Les affaires : Le marché du travail est-il flexible en Finlande?

JLT : Dû au fait que c’est un marché dominé par le travail à temps plein, les employeurs ne sont pas très chauds à l’idée de favoriser les horaires réduits. Cependant plusieurs mères le demandent et l’obtiennent, notamment lors de l’entrée de l’enfant à l’école, car les journées y sont alors plus courtes que dans les services de garde.

Les affaires : Quel est l’impact sur la carrière des femmes le fait d’arrêter de travailler plus d’un an lors de l’arrivée d’un enfant?

JLT : Bien sûr il y a un impact, notamment pour celles qui ont plusieurs enfants et qui finissent par avoir plus de difficultés à se trouver un boulot ou à faire progresser leur carrière. Cependant, certains secteurs ont un tel besoin de main-d’œuvre (la santé, par exemple) que les mères qui sont restées plus longtemps à la maison sont accueillies très favorablement dans le marché. Cela dit, les femmes très éduquées ont tendance à retourner sur le marché du travail plus tôt, elles ne peuvent pas prendre une année complète de congé sans compromettre leur carrière.

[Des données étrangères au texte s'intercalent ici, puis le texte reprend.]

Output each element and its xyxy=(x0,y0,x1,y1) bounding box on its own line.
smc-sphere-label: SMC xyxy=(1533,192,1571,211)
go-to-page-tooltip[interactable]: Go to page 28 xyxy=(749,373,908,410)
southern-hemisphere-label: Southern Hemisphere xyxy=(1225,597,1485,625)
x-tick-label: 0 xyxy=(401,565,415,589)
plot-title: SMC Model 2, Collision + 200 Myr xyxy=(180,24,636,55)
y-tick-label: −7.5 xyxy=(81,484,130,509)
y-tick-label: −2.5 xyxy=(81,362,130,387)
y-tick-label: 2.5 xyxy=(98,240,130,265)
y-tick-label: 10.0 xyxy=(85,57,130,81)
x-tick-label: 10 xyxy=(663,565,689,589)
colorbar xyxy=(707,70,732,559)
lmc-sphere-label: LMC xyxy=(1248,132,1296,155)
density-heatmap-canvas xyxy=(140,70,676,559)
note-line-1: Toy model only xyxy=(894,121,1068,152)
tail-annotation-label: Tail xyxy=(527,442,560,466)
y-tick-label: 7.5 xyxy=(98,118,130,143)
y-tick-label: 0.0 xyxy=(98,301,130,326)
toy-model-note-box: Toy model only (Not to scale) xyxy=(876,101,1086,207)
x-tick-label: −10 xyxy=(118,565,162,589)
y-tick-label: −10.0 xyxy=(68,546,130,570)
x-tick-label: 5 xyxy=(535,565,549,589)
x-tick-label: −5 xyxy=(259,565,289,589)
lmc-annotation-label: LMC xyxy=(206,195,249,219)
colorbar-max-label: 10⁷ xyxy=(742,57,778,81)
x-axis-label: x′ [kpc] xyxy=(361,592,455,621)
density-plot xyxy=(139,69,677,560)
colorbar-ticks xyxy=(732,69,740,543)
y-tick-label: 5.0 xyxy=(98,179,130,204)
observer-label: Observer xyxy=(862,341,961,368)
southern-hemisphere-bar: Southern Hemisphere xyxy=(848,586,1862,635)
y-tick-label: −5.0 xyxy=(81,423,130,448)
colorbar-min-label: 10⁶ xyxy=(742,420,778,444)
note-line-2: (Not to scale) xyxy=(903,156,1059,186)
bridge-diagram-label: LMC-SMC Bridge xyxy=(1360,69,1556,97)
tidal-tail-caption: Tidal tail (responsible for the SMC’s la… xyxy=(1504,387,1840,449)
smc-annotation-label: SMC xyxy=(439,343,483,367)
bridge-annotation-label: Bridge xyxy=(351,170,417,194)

Les affaires : quelle est la journée typique d’un mère finlandaise au travail?

JLT : L’horaire typique pour une femme mariée de la classe moyenne avec deux enfants, disons, de moins de 7 ans, ressemble à ceci : lever à 7 heures, préparation des enfants, marche jusqu’au service de garde où les enfants bénéficient d’un déjeuner dès 8 heures, puis autobus ou marche jusqu’au travail, qui commence généralement autour de 9 heures et se terminent à 16h ou 17h, dépendant lequel des deux parents va chercher les enfants à la garderie. Puis préparation du souper tandis que les enfants regardent des émissions pour eux à la télé, peut-être du temps pour jouer, lire ou aller s’amuser avec d’autres enfants. Le père prend le relais et la mère en profite pour accomplir quelques tâches domestiques comme le lavage ou les courses, ou même aller au gym. Puis on nourrit les enfants, c’est l’heure du bain, du coucher, on lit une histoire et après, on regarde un peu de télé ou on lit un bouquin (en espérant qu’il ne soit pas relié au travail!) et dodo autour de 23 heures.